Since 99 percent of the castrations we perform are open castrations in the field using general anesthesia, that’s the method I will discuss. Following sedation, the surgery itself takes about 15 minutes. The general anaesthetic maintains unconsciousness for up to 30-45 minutes. Once your gelding starts to come to, we assist with his recovery and help him get back on his feet.
Potential post-operative complications
The wound should ooze serum for a few days as it heals. A small amount of blood is normal within the first 12 hours. Some swelling of the scrotum and sheath is expected. Antibiotics and anti-inflammatories are typically prescribed following the surgery to help minimise post-operative infection and swelling.
Problems to watch for include:
- Blood haemorrhaging (spurting or streaming) from the surgical site
- Excessing swelling of the scrotum or sheath along with infection or bruising
- Intestinal herniation through the scrotal incisions
Keep a close eye on your new gelding for signs of complications. The first 24 hours following the surgery are dedicated to quiet stall rest.
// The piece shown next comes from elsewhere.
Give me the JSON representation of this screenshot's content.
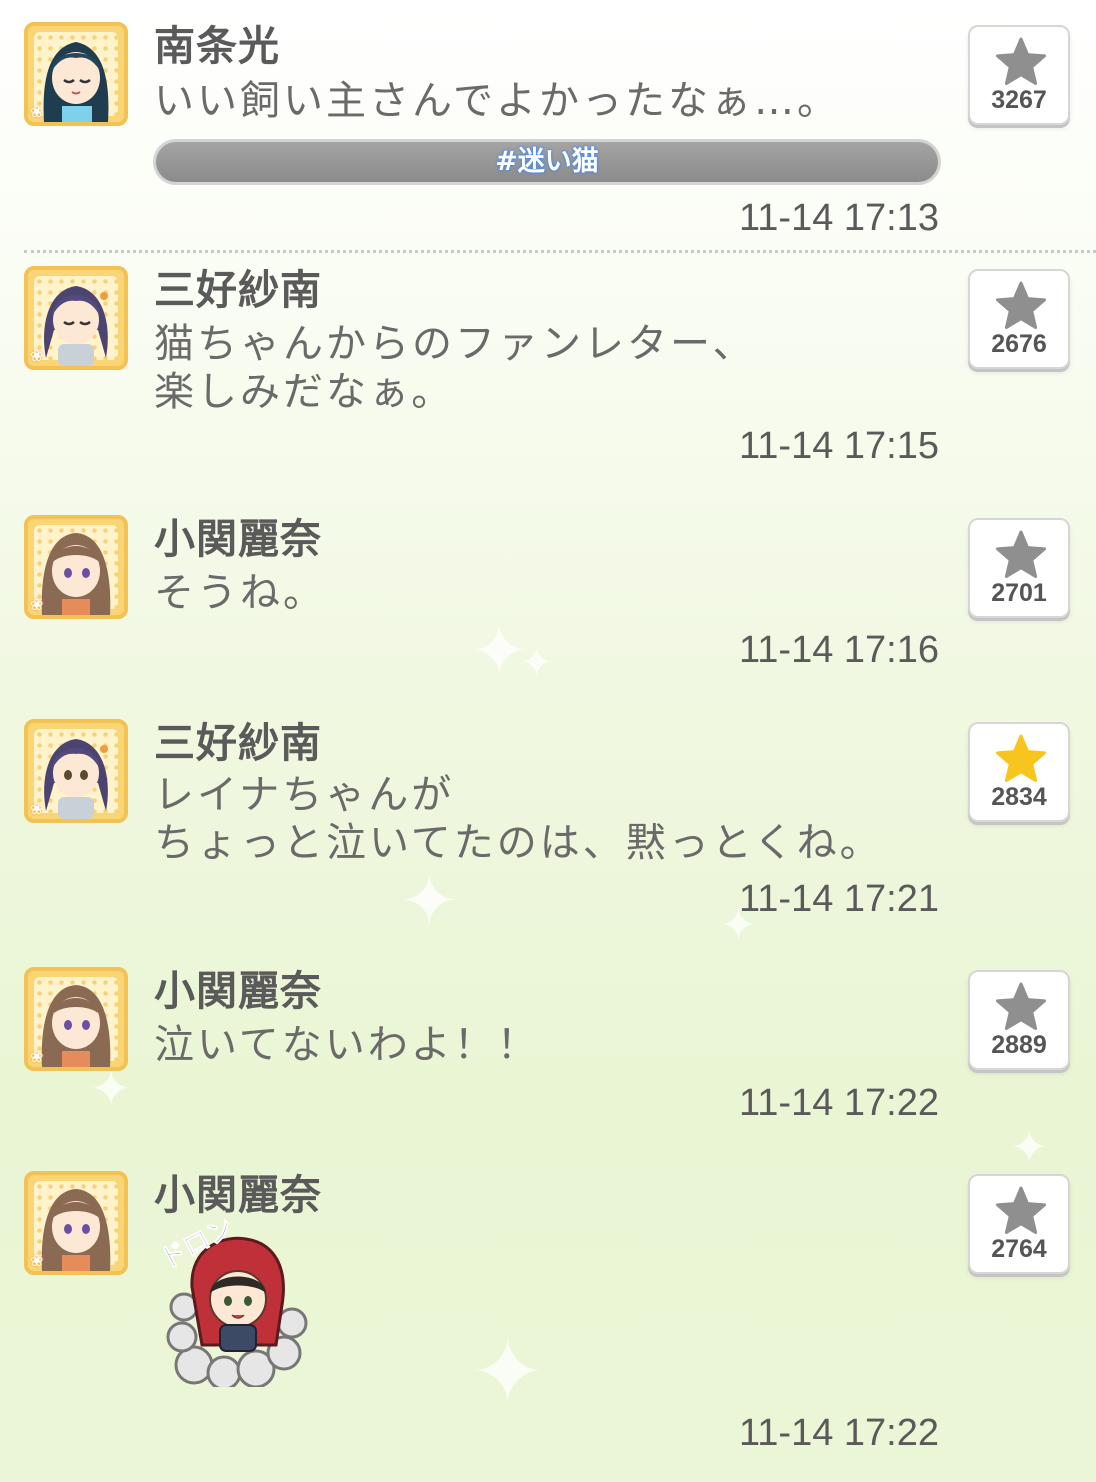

This allows the clot formed from crushing the testicular blood vessels with the emasculator to mature, thus preventing excessive post-operative bleeding.
Following this period of rest, it’s time to begin a regime of mild daily exercise. Aafter a castration, exercise is critical because it promotes drainage of the scrotal wounds, reduces swelling and stimulates faster healing. However, don’t just turn the horse out and expect it to exercise on its own. You may need to provide some encouragement, starting with hand walking and steadily graduating to more vigorous forms of exercise.
Due to the presence of residual testosterone in the horse’s system, stallion-like behaviour will continue for about six weeks. Therefore, we advise you to keep the horse separate from your mares for at least six weeks after castration.